FWIW, the rebuttal to the lines to which your above post is a reply:
- "Trump is trying to get out of Congress isn't solely for building a wall. It will also be spent on other items important to border security, such as more agents, more detection equipment, more immigration courts, etc."
- This point is ingermane to OP; however:
- Congress passed legislation that provided funding for border security measures besides the wall. The wall is the only border security measure Congress, including the GOP-controlled 115th Congress, has been unwilling to fund.
- H.R. 695 -- The pre "Ann Coulter" version included $1.6B in border security funding. The post "Ann Coulter" version included $5.7B in wall funding. Trump refused to sign the former version, and McConnell refused to bring the latter to the Senate floor, mainly because he'd gotten the former passed unanimously and Trump refused to sign it, whereafter McConnell declared that he wouldn't bring any funding measures to the Senate floor until he knew precisely what Trump wanted. Subsequently, several Trump Admin. and legislators, including the VPOTUS and the "Trump Whisperer," have proposed ideas that Trump has rejected.
- Congress passed legislation that provided funding for border security measures besides the wall. The wall is the only border security measure Congress, including the GOP-controlled 115th Congress, has been unwilling to fund.
- This point is ingermane to OP; however:
- "...that Harvard study...which, btw, is six years old..."

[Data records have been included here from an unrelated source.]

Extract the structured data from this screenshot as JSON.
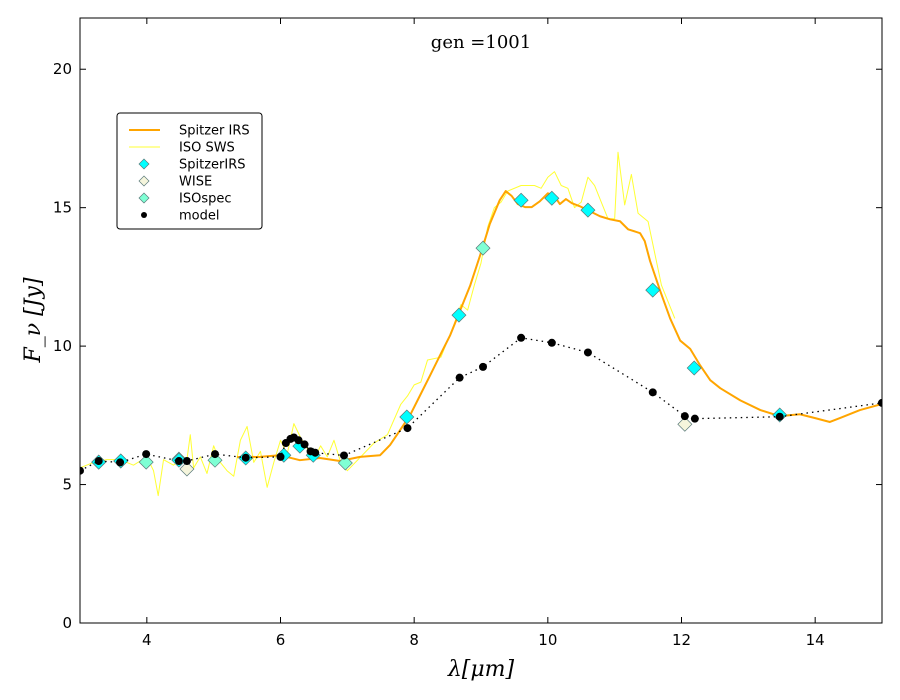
{
  "chart_data": {
    "type": "line",
    "title": "gen =1001",
    "xlabel": "λ[μm]",
    "ylabel": "F_ν [Jy]",
    "ylabel_main": "F",
    "ylabel_sub": "ν",
    "ylabel_unit": "[Jy]",
    "xlim": [
      3,
      15
    ],
    "ylim": [
      0,
      21.85
    ],
    "xticks": [
      4,
      6,
      8,
      10,
      12,
      14
    ],
    "yticks": [
      0,
      5,
      10,
      15,
      20
    ],
    "grid": false,
    "legend_position": "upper-left",
    "colors": {
      "spitzer_line": "#ffa500",
      "iso_line": "#ffff33",
      "spitzer_pts": "#00ffff",
      "wise_pts": "#f5f5dc",
      "iso_pts": "#7fffd4",
      "model": "#000000"
    },
    "series": [
      {
        "name": "Spitzer IRS",
        "kind": "line",
        "x": [
          5.35,
          5.69,
          5.99,
          6.29,
          6.59,
          6.89,
          7.19,
          7.49,
          7.64,
          7.79,
          7.94,
          8.09,
          8.24,
          8.39,
          8.54,
          8.69,
          8.84,
          8.99,
          9.13,
          9.28,
          9.37,
          9.46,
          9.55,
          9.66,
          9.76,
          9.88,
          10.0,
          10.09,
          10.18,
          10.27,
          10.36,
          10.48,
          10.63,
          10.78,
          10.93,
          11.08,
          11.2,
          11.38,
          11.45,
          11.53,
          11.68,
          11.83,
          11.98,
          12.13,
          12.28,
          12.43,
          12.58,
          12.88,
          13.18,
          13.47,
          13.77,
          14.0,
          14.22,
          14.37,
          14.67,
          15.0
        ],
        "y": [
          5.99,
          6.0,
          6.06,
          5.88,
          5.96,
          5.85,
          6.0,
          6.06,
          6.43,
          6.97,
          7.51,
          8.23,
          8.95,
          9.68,
          10.4,
          11.3,
          12.2,
          13.3,
          14.4,
          15.27,
          15.6,
          15.42,
          15.13,
          15.02,
          15.02,
          15.23,
          15.52,
          15.45,
          15.13,
          15.31,
          15.16,
          15.05,
          14.87,
          14.69,
          14.58,
          14.51,
          14.22,
          14.08,
          13.79,
          13.07,
          12.0,
          11.0,
          10.2,
          9.9,
          9.3,
          8.77,
          8.48,
          8.04,
          7.69,
          7.47,
          7.54,
          7.4,
          7.26,
          7.4,
          7.69,
          7.91
        ]
      },
      {
        "name": "ISO SWS",
        "kind": "line",
        "x": [
          3.0,
          3.2,
          3.4,
          3.6,
          3.8,
          4.0,
          4.1,
          4.17,
          4.25,
          4.4,
          4.55,
          4.6,
          4.65,
          4.7,
          4.8,
          4.9,
          5.0,
          5.1,
          5.2,
          5.3,
          5.4,
          5.5,
          5.6,
          5.7,
          5.8,
          5.9,
          6.0,
          6.1,
          6.2,
          6.3,
          6.4,
          6.5,
          6.6,
          6.7,
          6.8,
          6.9,
          7.0,
          7.2,
          7.4,
          7.6,
          7.8,
          7.9,
          8.0,
          8.1,
          8.2,
          8.4,
          8.6,
          8.7,
          8.8,
          8.9,
          9.0,
          9.1,
          9.2,
          9.3,
          9.4,
          9.6,
          9.8,
          9.9,
          10.0,
          10.1,
          10.2,
          10.3,
          10.4,
          10.5,
          10.6,
          10.7,
          10.8,
          10.9,
          11.0,
          11.05,
          11.15,
          11.25,
          11.35,
          11.5,
          11.7,
          11.9
        ],
        "y": [
          5.6,
          5.8,
          5.9,
          5.9,
          5.7,
          6.0,
          5.5,
          4.6,
          5.9,
          5.7,
          6.0,
          5.9,
          6.8,
          5.6,
          6.0,
          5.4,
          6.4,
          5.8,
          5.5,
          5.3,
          6.6,
          7.1,
          5.8,
          6.2,
          4.9,
          5.8,
          6.6,
          6.1,
          7.2,
          6.7,
          6.3,
          5.9,
          6.4,
          6.0,
          6.6,
          5.8,
          5.5,
          6.0,
          6.5,
          6.8,
          7.9,
          8.2,
          8.6,
          8.7,
          9.5,
          9.6,
          10.8,
          11.5,
          11.3,
          12.2,
          13.0,
          14.3,
          15.0,
          15.2,
          15.6,
          15.8,
          15.8,
          15.7,
          16.1,
          16.3,
          15.8,
          15.7,
          15.0,
          15.2,
          16.1,
          15.8,
          15.2,
          14.6,
          14.6,
          17.0,
          15.1,
          16.2,
          14.8,
          14.5,
          12.2,
          11.0
        ]
      },
      {
        "name": "SpitzerIRS",
        "kind": "diamond",
        "x": [
          3.28,
          3.61,
          4.48,
          5.48,
          6.05,
          6.29,
          6.49,
          7.89,
          8.67,
          9.6,
          10.06,
          10.6,
          11.57,
          12.19,
          13.47
        ],
        "y": [
          5.81,
          5.85,
          5.88,
          5.96,
          6.06,
          6.39,
          6.06,
          7.44,
          11.12,
          15.27,
          15.34,
          14.91,
          12.02,
          9.21,
          7.51
        ]
      },
      {
        "name": "WISE",
        "kind": "diamond",
        "x": [
          4.6,
          12.05
        ],
        "y": [
          5.56,
          7.18
        ]
      },
      {
        "name": "ISOspec",
        "kind": "diamond",
        "x": [
          3.28,
          3.61,
          3.99,
          4.48,
          5.02,
          6.97,
          9.03
        ],
        "y": [
          5.81,
          5.85,
          5.81,
          5.92,
          5.88,
          5.78,
          13.54
        ]
      },
      {
        "name": "model",
        "kind": "dotted-points",
        "x": [
          3.0,
          3.28,
          3.6,
          3.99,
          4.48,
          4.6,
          5.02,
          5.48,
          6.0,
          6.08,
          6.15,
          6.2,
          6.27,
          6.36,
          6.45,
          6.52,
          6.95,
          7.9,
          8.68,
          9.03,
          9.6,
          10.06,
          10.6,
          11.57,
          12.05,
          12.2,
          13.47,
          15.0
        ],
        "y": [
          5.5,
          5.85,
          5.8,
          6.1,
          5.85,
          5.85,
          6.1,
          5.97,
          6.0,
          6.5,
          6.65,
          6.7,
          6.6,
          6.45,
          6.2,
          6.15,
          6.05,
          7.04,
          8.86,
          9.25,
          10.3,
          10.12,
          9.77,
          8.33,
          7.47,
          7.38,
          7.45,
          7.95
        ]
      }
    ]
  }
}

- That would be relevant were the quantity of illegal immigrants in the US, thus contributing to GDP, materially different now than it was when Borjas wrote that report.
- If one wants more current information, one may read Borjas' text, Immigration Economics
- "[The report] gives a figure, by their own account an estimate, of $400 Billion.
- Of course, it's an estimate. You don't think someone's going to obtain every tax return, bank statement, purchase receipt, etc. from every immigrant so that the specific contribution each of them can be measured directly, and, in turn aggregated, rather than estimated using a statistically sound methodology, do you?
- The report discusses direct measurement of the impacts. The studies that did so (see the references noted at the end of the report) didn't measure the whole effing population of immigrants.
- That's all fine and dandy, but that study doesn't mention any of the costs to our government, to the taxpayers or to individual citizens. (except insofar as illegal aliens take jobs away from citizens)
- Were one to have read Immigration Economics, one'd find that the noted costs, as well as the gains, thus the net impact, is included in the modeling used to arrive at the conclusions found in the report linked-to in the OP.
- If one accepts the President's numbers, illegal drugs cost our country $500 Billion. This figure, alone, negates any economic contribution we might get from illegal aliens. So...if we were to spend, say, $25 Billion on border security...which would build a wall AND increase border security across the board...we could get close to saving $75 Billion ($100B - $25B). If we then used that savings to increase border security even more, we would save the American citizen...and taxpayer...even more.
- One cannot attribute the costs of illegal drugs wholly to illegal immigrants, or to immigrants in general.
- Even if the $500B were attributable to illegal immigrants, that still leaves one to justify, among other things, spending $25B + ongoing maintenance to attenuate a phenomenon that's without spending anything more than than we have been has been dramatically and continuously trending downward, per Trump by some 75%+, without our spending $25B+ to reduce it.
- As noted in the DEA linked-to study, no wall is going to impeded the importation of the vast majority of illegal drugs because they enter at ports of entry rather than between them. Thus the only share of the alleged $500B (if that figure even be accurate)
Red:
Yes, that's something that's yet to happen, and that needs to happen.
That notwithstanding, that factor disregards the substantive points the other member broached. A debate is discourse that directly addresses topically germane points, not discourse consisting of parties simply throwing disparate points at one another.